Dicen que lo intentarán, pero luego se van cuando se vuelve demasiado agotador o problemático.

—Sumire cogió un libro de la estantería.

Yuhi reconoció la portada de inmediato.

«Indigno de ser humano» de Dazai.

—Muchos autores famosos del pasado acabaron con sus vidas.

¿Los consumió su literatura?

¿Se volvió su arte demasiado pesado para soportarlo?

No es así.

A esa gente le encantaba escribir; para ellos, era la única forma de comunicarse.

Era la única forma de ser libres.

Quiso detenerla y decir algo, pero entonces oyó sus pasos apenas audibles.

Se acercó a los grandes ventanales.

—Cuando Aika sermoneó a Sano no hace mucho, dijo que esa mierda acabaría cansando.

Eso es lo que la mayoría de la gente piensa cada vez que me vuelvo paranoica.

Esas personas tienen sus propias vidas y se centran en ellas.

Lo entiendo muy bien, sus comentarios y duras palabras son solo algo pasajero.

Pero para gente como nosotros, que ya no tenemos fe en el mundo, que lo hemos abandonado todo, esas palabras hieren.

Yuhi se acercó a ella con la intención de abrazarla, pero se apartó.

Sumire se giró hacia él, y él lo vio: algo aún peor en sus ojos.

Algo más oscuro que lo que había visto en los suyos.

—Para ellos es fácil decirnos que paremos y simplemente lo superemos.

Que seamos prácticos y sigamos con nuestras vidas.

Ja…

—se rio—.

Pueden decirlo con tanta facilidad y actuar de forma tan racional porque no viven con dolor y miedo cada día.

No se ponen tristes y se deprimen de la nada, así de repente.

Para esa gente, es así de fácil.

¿Así de fácil, eh?

Yuhi entendía muy bien esos sentimientos.

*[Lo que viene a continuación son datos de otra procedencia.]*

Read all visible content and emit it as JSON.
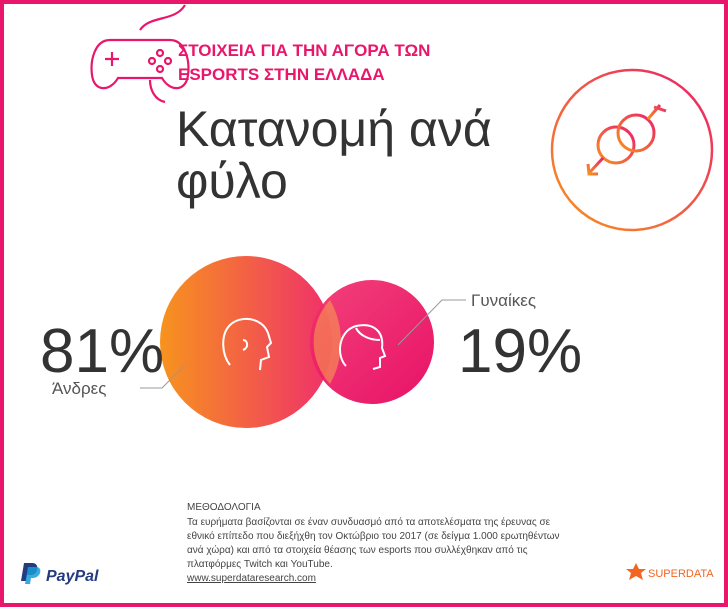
{
  "header": {
    "title_lines": [
      "ΣΤΟΙΧΕΙΑ ΓΙΑ ΤΗΝ ΑΓΟΡΑ ΤΩΝ",
      "ESPORTS ΣΤΗΝ ΕΛΛΑΔΑ"
    ],
    "heading_lines": [
      "Κατανομή ανά",
      "φύλο"
    ]
  },
  "men": {
    "percent": "81%",
    "label": "Άνδρες"
  },
  "women": {
    "percent": "19%",
    "label": "Γυναίκες"
  },
  "methodology": {
    "title": "ΜΕΘΟΔΟΛΟΓΙΑ",
    "lines": [
      "Τα ευρήματα βασίζονται σε έναν συνδυασμό από τα αποτελέσματα της έρευνας σε",
      "εθνικό επίπεδο που διεξήχθη τον Οκτώβριο του 2017 (σε δείγμα 1.000 ερωτηθέντων",
      "ανά χώρα) και από τα στοιχεία θέασης των esports που συλλέχθηκαν από τις",
      "πλατφόρμες Twitch και YouTube."
    ],
    "link": "www.superdataresearch.com"
  },
  "footer": {
    "left_logo": "PayPal",
    "right_logo": "SUPERDATA"
  }
}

Entendía todo lo que Sumire estaba diciendo.

Después de todo, él era como ella, y sin embargo, ¿qué era esto?

Sus penas y su dolor eran mucho más profundos que los suyos.

Yuhi creía que ya lo había entendido, creía que era el único que la entendía.

Pero al mirarla a los ojos ahora, empezaba a ver que no era así.